The pH is a measure of the acidity/alkaline balance in a solution and is determined mainly by the bicarbonate/ carbon dioxide/carbonate balance. Careful attention to pH control is necessary at all stages of water treatment to ensure satisfactory water clarification and disinfection. The pH is of major importance in determining the corrosivity (aggressiveness) of water. In general, the lower the pH, the higher the level of corrosion. However, pH is only one of a variety of factors affecting corrosion in distribution networks and household pipes which may lead to adverse effects on its taste, odour and appearance. The norm for bottled water: above 7.8 and below 8.5. Health risks: At very low (below 4) or very high (above 10) pH water may lead to skin and eye irritation and gastrointestinal disorders, but usually has no direct impact on humans.

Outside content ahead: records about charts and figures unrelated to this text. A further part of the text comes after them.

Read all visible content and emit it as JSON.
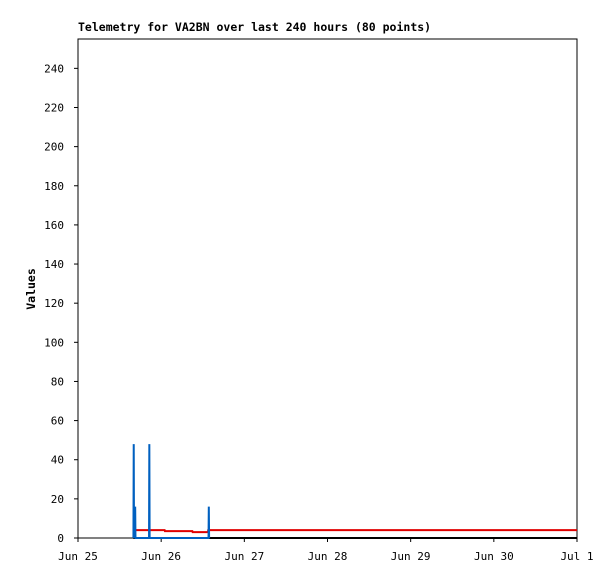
{
  "chart_data": {
    "type": "line",
    "title": "Telemetry for VA2BN over last 240 hours (80 points)",
    "y_label": "Values",
    "xlim": [
      "Jun 25",
      "Jul 1"
    ],
    "xticks": [
      "Jun 25",
      "Jun 26",
      "Jun 27",
      "Jun 28",
      "Jun 29",
      "Jun 30",
      "Jul 1"
    ],
    "ylim": [
      0,
      255
    ],
    "yticks": [
      0,
      20,
      40,
      60,
      80,
      100,
      120,
      140,
      160,
      180,
      200,
      220,
      240
    ],
    "series": [
      {
        "color": "#000000",
        "x": [
          "Jun 25 16:00",
          "Jul 1"
        ],
        "values": [
          0,
          0
        ]
      },
      {
        "color": "#e00000",
        "x": [
          "Jun 25 16:00",
          "Jun 26 01:00",
          "Jun 26 01:05",
          "Jun 26 09:00",
          "Jun 26 09:05",
          "Jun 26 13:30",
          "Jun 26 13:35",
          "Jul 1"
        ],
        "values": [
          4,
          4,
          3.5,
          3.5,
          3,
          3,
          4,
          4
        ]
      },
      {
        "color": "#0060c0",
        "x": [
          "Jun 25 16:00",
          "Jun 25 16:05",
          "Jun 25 16:10",
          "Jun 25 16:30",
          "Jun 25 16:35",
          "Jun 25 20:30",
          "Jun 25 20:35",
          "Jun 25 20:40",
          "Jun 26 13:40",
          "Jun 26 13:45",
          "Jun 26 13:50"
        ],
        "values": [
          0,
          48,
          0,
          16,
          0,
          0,
          48,
          0,
          0,
          16,
          0
        ]
      }
    ]
  }
}
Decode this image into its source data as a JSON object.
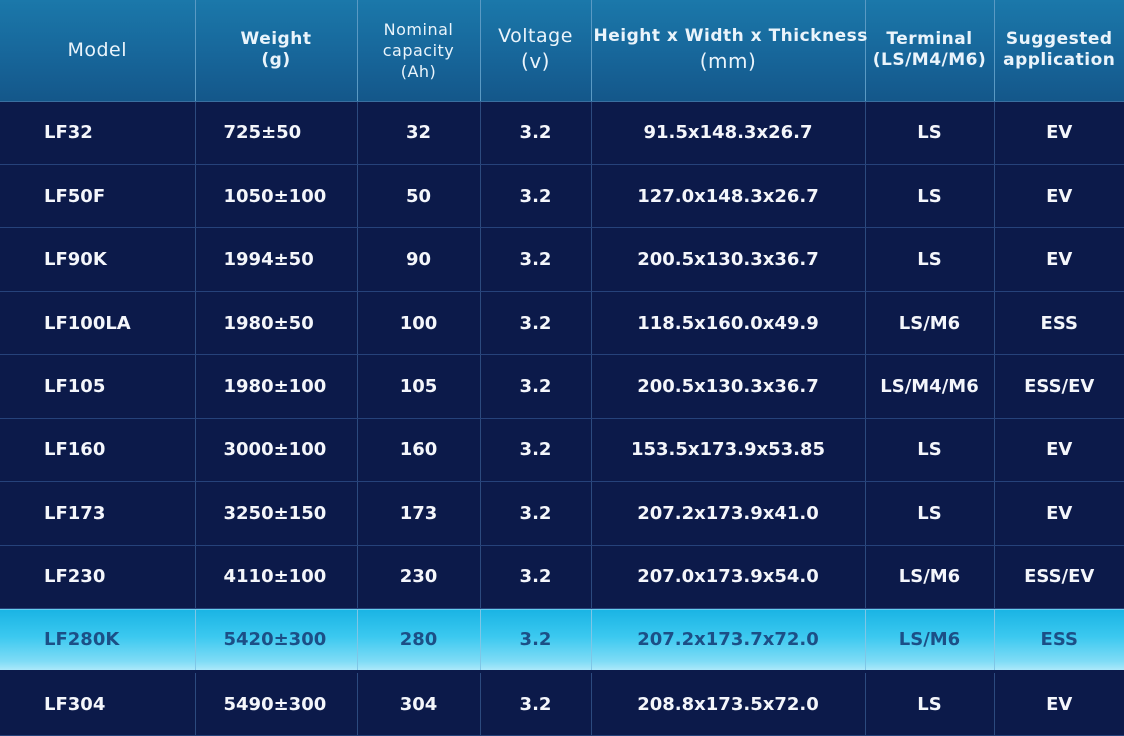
{
  "header": {
    "model": [
      "Model"
    ],
    "weight": [
      "Weight",
      "(g)"
    ],
    "capacity": [
      "Nominal",
      "capacity",
      "(Ah)"
    ],
    "voltage": [
      "Voltage",
      "(v)"
    ],
    "dimensions": [
      "Height x Width x Thickness",
      "(mm)"
    ],
    "terminal": [
      "Terminal",
      "(LS/M4/M6)"
    ],
    "application": [
      "Suggested",
      "application"
    ]
  },
  "colors": {
    "header_top": "#1b78aa",
    "row_background": "#0c1a4a",
    "highlight_start": "#1ab4e4",
    "highlight_end": "#aee9fa",
    "highlight_text": "#1c4f86"
  },
  "rows": [
    {
      "model": "LF32",
      "weight": "725±50",
      "capacity": "32",
      "voltage": "3.2",
      "dimensions": "91.5x148.3x26.7",
      "terminal": "LS",
      "application": "EV"
    },
    {
      "model": "LF50F",
      "weight": "1050±100",
      "capacity": "50",
      "voltage": "3.2",
      "dimensions": "127.0x148.3x26.7",
      "terminal": "LS",
      "application": "EV"
    },
    {
      "model": "LF90K",
      "weight": "1994±50",
      "capacity": "90",
      "voltage": "3.2",
      "dimensions": "200.5x130.3x36.7",
      "terminal": "LS",
      "application": "EV"
    },
    {
      "model": "LF100LA",
      "weight": "1980±50",
      "capacity": "100",
      "voltage": "3.2",
      "dimensions": "118.5x160.0x49.9",
      "terminal": "LS/M6",
      "application": "ESS"
    },
    {
      "model": "LF105",
      "weight": "1980±100",
      "capacity": "105",
      "voltage": "3.2",
      "dimensions": "200.5x130.3x36.7",
      "terminal": "LS/M4/M6",
      "application": "ESS/EV"
    },
    {
      "model": "LF160",
      "weight": "3000±100",
      "capacity": "160",
      "voltage": "3.2",
      "dimensions": "153.5x173.9x53.85",
      "terminal": "LS",
      "application": "EV"
    },
    {
      "model": "LF173",
      "weight": "3250±150",
      "capacity": "173",
      "voltage": "3.2",
      "dimensions": "207.2x173.9x41.0",
      "terminal": "LS",
      "application": "EV"
    },
    {
      "model": "LF230",
      "weight": "4110±100",
      "capacity": "230",
      "voltage": "3.2",
      "dimensions": "207.0x173.9x54.0",
      "terminal": "LS/M6",
      "application": "ESS/EV"
    },
    {
      "model": "LF280K",
      "weight": "5420±300",
      "capacity": "280",
      "voltage": "3.2",
      "dimensions": "207.2x173.7x72.0",
      "terminal": "LS/M6",
      "application": "ESS",
      "highlighted": true
    },
    {
      "model": "LF304",
      "weight": "5490±300",
      "capacity": "304",
      "voltage": "3.2",
      "dimensions": "208.8x173.5x72.0",
      "terminal": "LS",
      "application": "EV"
    }
  ]
}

Conductivity is a measure of the ability of water to pass an electrical current. It is affected by the presence of inorganic dissolved solids, either present or added, such as chloride, nitrate, sulphate and phosphate anions (ions that carry a negative charge) or sodium, magnesium, calcium, iron, and aluminium cations (ions that carry a positive charge). Organic compounds like oil, phenol, alcohol and sugar do not conduct electrical current very well and therefore have a low conductivity when in water. Conductivity is also affected by temperature: the warmer the water, the higher the conductivity. For this reason, conductivity is reported as conductivity at 25 degrees Celsius (77 degrees Fahrenheit). The norm for bottled water: below 100mS/m.
Turbidity is a measure of the cloudiness of water. It is used to indicate water quality and filtration effectiveness (e.g., whether disease-causing organisms are present). Higher turbidity levels often are associated with higher levels of disease-causing microorganisms such as viruses, parasites and some bacteria. These organisms can cause symptoms such as nausea, cramps, diarrhoea and associated headaches. The norm for bottled water: clear water and the lower the turbidity, the better.

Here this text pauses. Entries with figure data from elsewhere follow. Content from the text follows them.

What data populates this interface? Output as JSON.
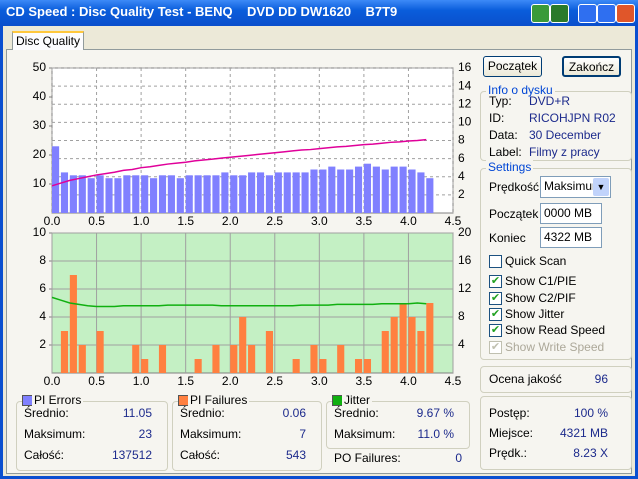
{
  "window": {
    "title": "CD Speed : Disc Quality Test - BENQ    DVD DD DW1620    B7T9"
  },
  "tab": "Disc Quality",
  "buttons": {
    "start": "Początek",
    "stop": "Zakończ"
  },
  "disc_info": {
    "title": "Info o dysku",
    "rows": [
      [
        "Typ:",
        "DVD+R"
      ],
      [
        "ID:",
        "RICOHJPN R02"
      ],
      [
        "Data:",
        "30 December"
      ],
      [
        "Label:",
        "Filmy z pracy"
      ]
    ]
  },
  "settings": {
    "title": "Settings",
    "speed_label": "Prędkość",
    "speed_value": "Maksimum",
    "start_label": "Początek",
    "start_value": "0000 MB",
    "end_label": "Koniec",
    "end_value": "4322 MB",
    "checkboxes": [
      {
        "label": "Quick Scan",
        "checked": false,
        "enabled": true
      },
      {
        "label": "Show C1/PIE",
        "checked": true,
        "enabled": true
      },
      {
        "label": "Show C2/PIF",
        "checked": true,
        "enabled": true
      },
      {
        "label": "Show Jitter",
        "checked": true,
        "enabled": true
      },
      {
        "label": "Show Read Speed",
        "checked": true,
        "enabled": true
      },
      {
        "label": "Show Write Speed",
        "checked": true,
        "enabled": false
      }
    ]
  },
  "quality": {
    "label": "Ocena jakość",
    "value": "96"
  },
  "progress": {
    "rows": [
      [
        "Postęp:",
        "100 %"
      ],
      [
        "Miejsce:",
        "4321 MB"
      ],
      [
        "Prędk.:",
        "8.23 X"
      ]
    ]
  },
  "stats": [
    {
      "rows": [
        [
          "Średnio:",
          "11.05"
        ],
        [
          "Maksimum:",
          "23"
        ],
        [
          "Całość:",
          "137512"
        ]
      ]
    },
    {
      "rows": [
        [
          "Średnio:",
          "0.06"
        ],
        [
          "Maksimum:",
          "7"
        ],
        [
          "Całość:",
          "543"
        ]
      ]
    },
    {
      "rows": [
        [
          "Średnio:",
          "9.67 %"
        ],
        [
          "Maksimum:",
          "11.0 %"
        ]
      ]
    }
  ],
  "po_failures": {
    "label": "PO Failures:",
    "value": "0"
  },
  "chart_data": [
    {
      "type": "bar",
      "background": "#ffffff",
      "grid": "dashed",
      "x": [
        0,
        0.1,
        0.2,
        0.3,
        0.4,
        0.5,
        0.6,
        0.7,
        0.8,
        0.9,
        1.0,
        1.1,
        1.2,
        1.3,
        1.4,
        1.5,
        1.6,
        1.7,
        1.8,
        1.9,
        2.0,
        2.1,
        2.2,
        2.3,
        2.4,
        2.5,
        2.6,
        2.7,
        2.8,
        2.9,
        3.0,
        3.1,
        3.2,
        3.3,
        3.4,
        3.5,
        3.6,
        3.7,
        3.8,
        3.9,
        4.0,
        4.1,
        4.2
      ],
      "xlim": [
        0,
        4.5
      ],
      "xticks": [
        {
          "value": 0,
          "label": "0.0"
        },
        0.5,
        {
          "value": 1,
          "label": "1.0"
        },
        1.5,
        {
          "value": 2,
          "label": "2.0"
        },
        2.5,
        {
          "value": 3,
          "label": "3.0"
        },
        3.5,
        {
          "value": 4,
          "label": "4.0"
        },
        4.5
      ],
      "ylim": [
        0,
        50
      ],
      "yticks": [
        10,
        20,
        30,
        40,
        50
      ],
      "y2lim": [
        0,
        16
      ],
      "y2ticks": [
        2,
        4,
        6,
        8,
        10,
        12,
        14,
        16
      ],
      "series": [
        {
          "name": "PI Errors",
          "type": "bar",
          "color": "#8080ff",
          "values": [
            23,
            14,
            13,
            13,
            12,
            13,
            12,
            12,
            13,
            13,
            13,
            12,
            13,
            13,
            12,
            13,
            13,
            13,
            13,
            14,
            13,
            13,
            14,
            14,
            13,
            14,
            14,
            14,
            14,
            15,
            15,
            16,
            15,
            15,
            16,
            17,
            16,
            15,
            16,
            16,
            15,
            14,
            12
          ]
        },
        {
          "type": "line",
          "axis": "y2",
          "color": "#e0009a",
          "values": [
            3.0,
            3.3,
            3.6,
            3.8,
            4.0,
            4.2,
            4.35,
            4.5,
            4.7,
            4.8,
            5.0,
            5.1,
            5.25,
            5.4,
            5.5,
            5.6,
            5.75,
            5.85,
            5.95,
            6.05,
            6.15,
            6.25,
            6.35,
            6.45,
            6.55,
            6.65,
            6.75,
            6.85,
            6.95,
            7.0,
            7.1,
            7.2,
            7.3,
            7.35,
            7.45,
            7.55,
            7.6,
            7.7,
            7.8,
            7.85,
            7.95,
            8.0,
            8.1
          ]
        }
      ]
    },
    {
      "type": "bar",
      "background": "#c4f0c4",
      "grid": "solid",
      "x": [
        0,
        0.1,
        0.2,
        0.3,
        0.4,
        0.5,
        0.6,
        0.7,
        0.8,
        0.9,
        1.0,
        1.1,
        1.2,
        1.3,
        1.4,
        1.5,
        1.6,
        1.7,
        1.8,
        1.9,
        2.0,
        2.1,
        2.2,
        2.3,
        2.4,
        2.5,
        2.6,
        2.7,
        2.8,
        2.9,
        3.0,
        3.1,
        3.2,
        3.3,
        3.4,
        3.5,
        3.6,
        3.7,
        3.8,
        3.9,
        4.0,
        4.1,
        4.2
      ],
      "xlim": [
        0,
        4.5
      ],
      "xticks": [
        {
          "value": 0,
          "label": "0.0"
        },
        0.5,
        {
          "value": 1,
          "label": "1.0"
        },
        1.5,
        {
          "value": 2,
          "label": "2.0"
        },
        2.5,
        {
          "value": 3,
          "label": "3.0"
        },
        3.5,
        {
          "value": 4,
          "label": "4.0"
        },
        4.5
      ],
      "ylim": [
        0,
        10
      ],
      "yticks": [
        2,
        4,
        6,
        8,
        10
      ],
      "y2lim": [
        0,
        20
      ],
      "y2ticks": [
        4,
        8,
        12,
        16,
        20
      ],
      "series": [
        {
          "name": "PI Failures",
          "type": "bar",
          "color": "#ff8040",
          "values": [
            0,
            3,
            7,
            2,
            0,
            3,
            0,
            0,
            0,
            2,
            1,
            0,
            2,
            0,
            0,
            0,
            1,
            0,
            2,
            0,
            2,
            4,
            2,
            0,
            3,
            0,
            0,
            1,
            0,
            2,
            1,
            0,
            2,
            0,
            1,
            1,
            0,
            3,
            4,
            5,
            4,
            3,
            5
          ]
        },
        {
          "name": "Jitter",
          "type": "line",
          "axis": "y2",
          "color": "#10b010",
          "values": [
            10.8,
            10.4,
            10.0,
            9.8,
            9.6,
            9.5,
            9.5,
            9.5,
            9.6,
            9.6,
            9.6,
            9.6,
            9.6,
            9.7,
            9.7,
            9.7,
            9.7,
            9.7,
            9.7,
            9.6,
            9.6,
            9.6,
            9.6,
            9.6,
            9.6,
            9.6,
            9.6,
            9.6,
            9.7,
            9.7,
            9.7,
            9.7,
            9.8,
            9.8,
            9.8,
            9.8,
            9.8,
            9.9,
            9.9,
            9.9,
            9.9,
            10.0,
            9.9
          ]
        }
      ]
    }
  ]
}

Bacteria in water can cause waterborne illness. E. coli and Enterococci live in the intestines of healthy humans and animals. E.coli bacteria produce a powerful toxin that can cause severe illness. Infection often causes severe bloody diarrhoea and abdominal cramps; sometimes the infection causes non-bloody diarrhoea. Frequently, no fever is present. In some people, particularly children under five years of age and the elderly, the infection also can cause a complication called haemolytic uremic syndrome, in which the red blood cells are destroyed and the kidneys fail. About 2-7 per cent of infections lead to this complication which is a life-threatening condition, usually treated in an intensive care unit. Blood transfusions and kidney dialysis are often required. Some other, less harmful bacteria may be present up to a certain amount, which is measured by the plate count.
The norm for bottled water: below 20 kve/ml. T-Coli (total Coli form). Not a health threat in itself, it is used to indicate whether other potentially harmful bacteria may be present. The norm for bottled water: 0 kve/250 ml (not present). E-Coli: will be determined only if T-Coli is positive. The norm for bottled water: 0 kve/250 ml (not present).